ON THE ROAD

Big Sur: das landschaftliche Highlight im Süden

Eines Nachmittags Ende Juli, irgendwo in einem Flieger hoch über den Dakotas. Entspannt hängen wir in unseren Sesseln. Alles hat geklappt! Die Fax-Bestätigung für die Motel-Reservierung in Seattle ist da, schnell noch einen unvorhergesehenen Zahnarztbesuch gemeistert, Bremsbeläge erneuert und vier Laufräder zentriert, die neue Lenkertasche einem Härtetest unterworfen (nämlich Karl Marx, Das Kapital Band 1-3, 100 km durch den Schwarzwald pedaliert, weil etwa so schwer wie unsere Fotoausrüstung), jeden verfügbaren Fetzen Papier über den Pacific Coast Highway gelesen und eine grobe Etappen-Aufteilung vorgenommen – ja, sogar unsere Bikes sind an Bord, fünf Minuten vor dem Abflug mit quietschenden Reifen vom Bodenpersonal herangekarrt, wie wir aus dem Kabinenfenster sehen konnten. Der Zwischenaufenthalt in Chicago war nämlich etwas knapp kalkuliert, aber jetzt befällt uns eine unsägliche Erleichterung. Endlich Urlaub! Schon lange wollten wir die Pazifikküste hinunterbummeln, losgelöst von alltäglichen zivilisatorischen Zwängen, ganz im Sinn von Jack Kerouac, dem Ober-Dharma-Gammler und Guru der Beat-Bewegung. Zwar mit weniger buddhistischem Sendungsbewusstsein, auch nicht vorbildgetreu im Güterzug, dafür aber mit Fahrrad, Zelt und zuweilen ganz stillos unter Einbeziehung eines guten Betts. Und, wie uns etliche Freunde unabhängig voneinander mit glänzenden Augen versichert hatten, auf uns wartet ein Bike Trip par excellence, der schönste, den man in den USA, vielleicht sogar auf der ganzen Welt nur irgend machen kann. Das lässt ein gutes Maß an Vorfreude aufkommen.

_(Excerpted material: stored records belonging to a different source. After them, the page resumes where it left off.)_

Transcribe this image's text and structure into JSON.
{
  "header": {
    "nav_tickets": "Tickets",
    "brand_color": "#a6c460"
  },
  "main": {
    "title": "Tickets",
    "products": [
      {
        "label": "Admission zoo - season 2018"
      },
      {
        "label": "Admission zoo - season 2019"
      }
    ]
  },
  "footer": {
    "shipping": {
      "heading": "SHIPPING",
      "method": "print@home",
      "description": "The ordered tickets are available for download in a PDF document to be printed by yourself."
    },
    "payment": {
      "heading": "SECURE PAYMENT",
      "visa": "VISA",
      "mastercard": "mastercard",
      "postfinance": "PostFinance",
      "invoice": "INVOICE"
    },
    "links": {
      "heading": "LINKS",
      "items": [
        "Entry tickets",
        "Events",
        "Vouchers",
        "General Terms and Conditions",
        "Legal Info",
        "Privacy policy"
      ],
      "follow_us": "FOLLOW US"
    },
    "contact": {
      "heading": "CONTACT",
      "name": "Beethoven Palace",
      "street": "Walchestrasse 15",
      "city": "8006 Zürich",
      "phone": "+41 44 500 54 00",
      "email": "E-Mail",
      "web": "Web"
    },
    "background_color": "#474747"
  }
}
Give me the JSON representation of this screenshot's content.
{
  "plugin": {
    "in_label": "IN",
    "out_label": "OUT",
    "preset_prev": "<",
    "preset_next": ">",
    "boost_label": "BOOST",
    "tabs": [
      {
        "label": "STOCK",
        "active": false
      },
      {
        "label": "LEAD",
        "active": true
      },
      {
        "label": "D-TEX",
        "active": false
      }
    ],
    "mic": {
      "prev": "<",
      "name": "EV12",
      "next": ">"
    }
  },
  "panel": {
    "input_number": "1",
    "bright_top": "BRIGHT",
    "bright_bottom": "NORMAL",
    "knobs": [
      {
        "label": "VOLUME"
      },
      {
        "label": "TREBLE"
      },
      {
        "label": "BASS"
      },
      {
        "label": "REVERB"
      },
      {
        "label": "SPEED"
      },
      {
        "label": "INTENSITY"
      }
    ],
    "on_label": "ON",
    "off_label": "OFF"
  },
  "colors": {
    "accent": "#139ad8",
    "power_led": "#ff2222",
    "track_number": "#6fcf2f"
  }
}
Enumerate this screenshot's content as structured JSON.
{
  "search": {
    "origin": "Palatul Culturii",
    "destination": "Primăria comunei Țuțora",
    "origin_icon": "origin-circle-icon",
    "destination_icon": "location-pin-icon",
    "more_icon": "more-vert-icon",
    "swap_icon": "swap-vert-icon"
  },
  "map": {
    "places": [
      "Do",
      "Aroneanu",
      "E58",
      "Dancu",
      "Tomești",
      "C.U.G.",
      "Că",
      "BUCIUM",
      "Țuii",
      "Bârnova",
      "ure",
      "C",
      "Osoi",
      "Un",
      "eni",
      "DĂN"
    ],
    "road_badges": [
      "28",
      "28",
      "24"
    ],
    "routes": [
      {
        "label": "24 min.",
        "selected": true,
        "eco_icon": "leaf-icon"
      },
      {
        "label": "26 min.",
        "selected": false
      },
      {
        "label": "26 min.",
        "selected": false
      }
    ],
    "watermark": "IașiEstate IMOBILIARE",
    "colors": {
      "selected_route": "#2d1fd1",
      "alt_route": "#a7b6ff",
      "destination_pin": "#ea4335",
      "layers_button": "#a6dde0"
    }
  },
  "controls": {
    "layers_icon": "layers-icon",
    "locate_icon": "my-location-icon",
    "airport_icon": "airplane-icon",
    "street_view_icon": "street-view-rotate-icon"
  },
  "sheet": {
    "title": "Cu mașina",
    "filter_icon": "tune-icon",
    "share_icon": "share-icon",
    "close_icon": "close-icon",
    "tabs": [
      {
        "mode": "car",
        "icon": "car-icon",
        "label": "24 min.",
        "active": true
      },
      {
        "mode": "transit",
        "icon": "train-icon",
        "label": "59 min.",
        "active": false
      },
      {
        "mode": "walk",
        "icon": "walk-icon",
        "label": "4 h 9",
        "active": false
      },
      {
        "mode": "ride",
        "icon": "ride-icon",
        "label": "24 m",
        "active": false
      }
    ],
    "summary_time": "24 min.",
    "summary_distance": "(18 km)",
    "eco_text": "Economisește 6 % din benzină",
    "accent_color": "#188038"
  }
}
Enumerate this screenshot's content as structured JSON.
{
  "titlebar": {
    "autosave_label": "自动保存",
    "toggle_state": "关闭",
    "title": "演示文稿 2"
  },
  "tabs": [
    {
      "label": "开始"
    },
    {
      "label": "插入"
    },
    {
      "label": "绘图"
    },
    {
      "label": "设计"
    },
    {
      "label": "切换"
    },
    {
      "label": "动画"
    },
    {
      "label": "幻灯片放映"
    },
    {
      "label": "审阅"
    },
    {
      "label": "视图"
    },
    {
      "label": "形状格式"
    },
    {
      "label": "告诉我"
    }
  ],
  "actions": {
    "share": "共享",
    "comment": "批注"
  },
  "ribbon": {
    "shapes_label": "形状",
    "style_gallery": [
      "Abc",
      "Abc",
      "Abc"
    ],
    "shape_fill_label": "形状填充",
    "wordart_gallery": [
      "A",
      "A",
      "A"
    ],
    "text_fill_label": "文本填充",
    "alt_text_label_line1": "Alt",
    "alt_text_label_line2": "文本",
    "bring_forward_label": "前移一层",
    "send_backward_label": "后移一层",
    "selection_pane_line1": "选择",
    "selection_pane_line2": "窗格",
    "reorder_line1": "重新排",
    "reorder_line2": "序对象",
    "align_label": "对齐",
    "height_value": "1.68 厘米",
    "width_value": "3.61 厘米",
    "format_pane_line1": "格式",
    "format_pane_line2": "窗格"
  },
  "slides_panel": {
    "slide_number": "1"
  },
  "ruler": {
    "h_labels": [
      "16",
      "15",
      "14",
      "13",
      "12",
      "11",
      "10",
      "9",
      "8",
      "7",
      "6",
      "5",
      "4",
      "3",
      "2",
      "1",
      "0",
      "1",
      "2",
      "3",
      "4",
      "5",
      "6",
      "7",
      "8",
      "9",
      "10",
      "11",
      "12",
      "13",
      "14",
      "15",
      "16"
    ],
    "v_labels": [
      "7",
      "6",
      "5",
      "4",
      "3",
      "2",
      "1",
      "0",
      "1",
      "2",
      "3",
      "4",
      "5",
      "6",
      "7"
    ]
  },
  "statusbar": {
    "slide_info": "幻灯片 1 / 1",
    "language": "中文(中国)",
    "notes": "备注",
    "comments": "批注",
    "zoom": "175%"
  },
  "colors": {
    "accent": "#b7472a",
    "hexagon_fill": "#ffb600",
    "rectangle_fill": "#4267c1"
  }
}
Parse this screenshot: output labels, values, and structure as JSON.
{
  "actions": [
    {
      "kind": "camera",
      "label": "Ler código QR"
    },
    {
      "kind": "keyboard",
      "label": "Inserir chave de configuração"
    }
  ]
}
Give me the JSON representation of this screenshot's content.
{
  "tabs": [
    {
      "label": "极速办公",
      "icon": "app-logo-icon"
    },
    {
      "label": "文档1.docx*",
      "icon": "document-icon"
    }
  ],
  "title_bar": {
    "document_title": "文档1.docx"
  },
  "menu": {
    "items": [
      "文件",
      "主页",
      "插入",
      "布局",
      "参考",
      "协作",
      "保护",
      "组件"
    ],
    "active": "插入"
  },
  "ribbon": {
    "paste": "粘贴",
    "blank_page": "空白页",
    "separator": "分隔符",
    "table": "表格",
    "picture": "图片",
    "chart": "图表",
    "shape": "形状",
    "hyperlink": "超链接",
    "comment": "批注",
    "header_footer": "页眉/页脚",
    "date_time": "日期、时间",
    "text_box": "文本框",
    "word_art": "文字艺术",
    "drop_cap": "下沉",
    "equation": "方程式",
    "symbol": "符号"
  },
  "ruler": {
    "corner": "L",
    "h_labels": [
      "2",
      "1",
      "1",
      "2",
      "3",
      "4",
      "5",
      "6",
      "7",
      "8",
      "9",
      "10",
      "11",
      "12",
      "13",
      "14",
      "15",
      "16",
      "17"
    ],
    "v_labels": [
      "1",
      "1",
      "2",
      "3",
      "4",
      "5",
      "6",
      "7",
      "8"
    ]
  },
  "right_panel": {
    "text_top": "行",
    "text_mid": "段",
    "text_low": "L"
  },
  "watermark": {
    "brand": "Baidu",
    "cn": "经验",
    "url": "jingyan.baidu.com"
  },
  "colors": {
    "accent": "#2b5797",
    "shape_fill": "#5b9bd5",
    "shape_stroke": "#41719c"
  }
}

Nur für eines hat es beim besten Willen nicht mehr gelangt: Mit den kulturellen und geografischen Gegebenheiten von Washington, Amerikas „Hoch im Nordwesten“, konnten wir uns infomäßig nicht mehr befassen. In den Vereinigten Staaten waren wir schon oft, noch nie jedoch in dieser Ecke. Seattle, unser Startpunkt, ist für uns absolut ein weißer Fleck auf der Landkarte, bar jeder unterbewussten Gedankenkombination. Sicher, es gab da mal einen Film „Sleepless in Seattle“ mit Meg Ryan, aber als alten Kino- und Fernsehmuffeln ist uns der glatt entgangen. Sybille doziert aus der einschlägigen Fachliteratur: „Gegründet 1851, heute 500.000 Einwohner, wichtiges Industriezentrum, Sitz von Microsoft, Boeing und UPS, Rain Capital of the USA, lebhafte Musikszene...“ Aha! Und während mich die Müdigkeit übermannt und ich in Morpheus’ Armen versinke, schießen mir im Traum kaleidoskopartig Bilder durch den Kopf von einsamen Highways, feuchten, unendlichen Wäldern, regendurchpeitschten Großstadtstraßen und Bill Gates, der auf einem schroffen Felsen hoch über gischtender Brandung hockt und auf seinem Laptop herumhackt. Ein Zittern geht durch den Flugzeugrumpf, gefolgt von einem sanften Stoß, und wir sind angekommen.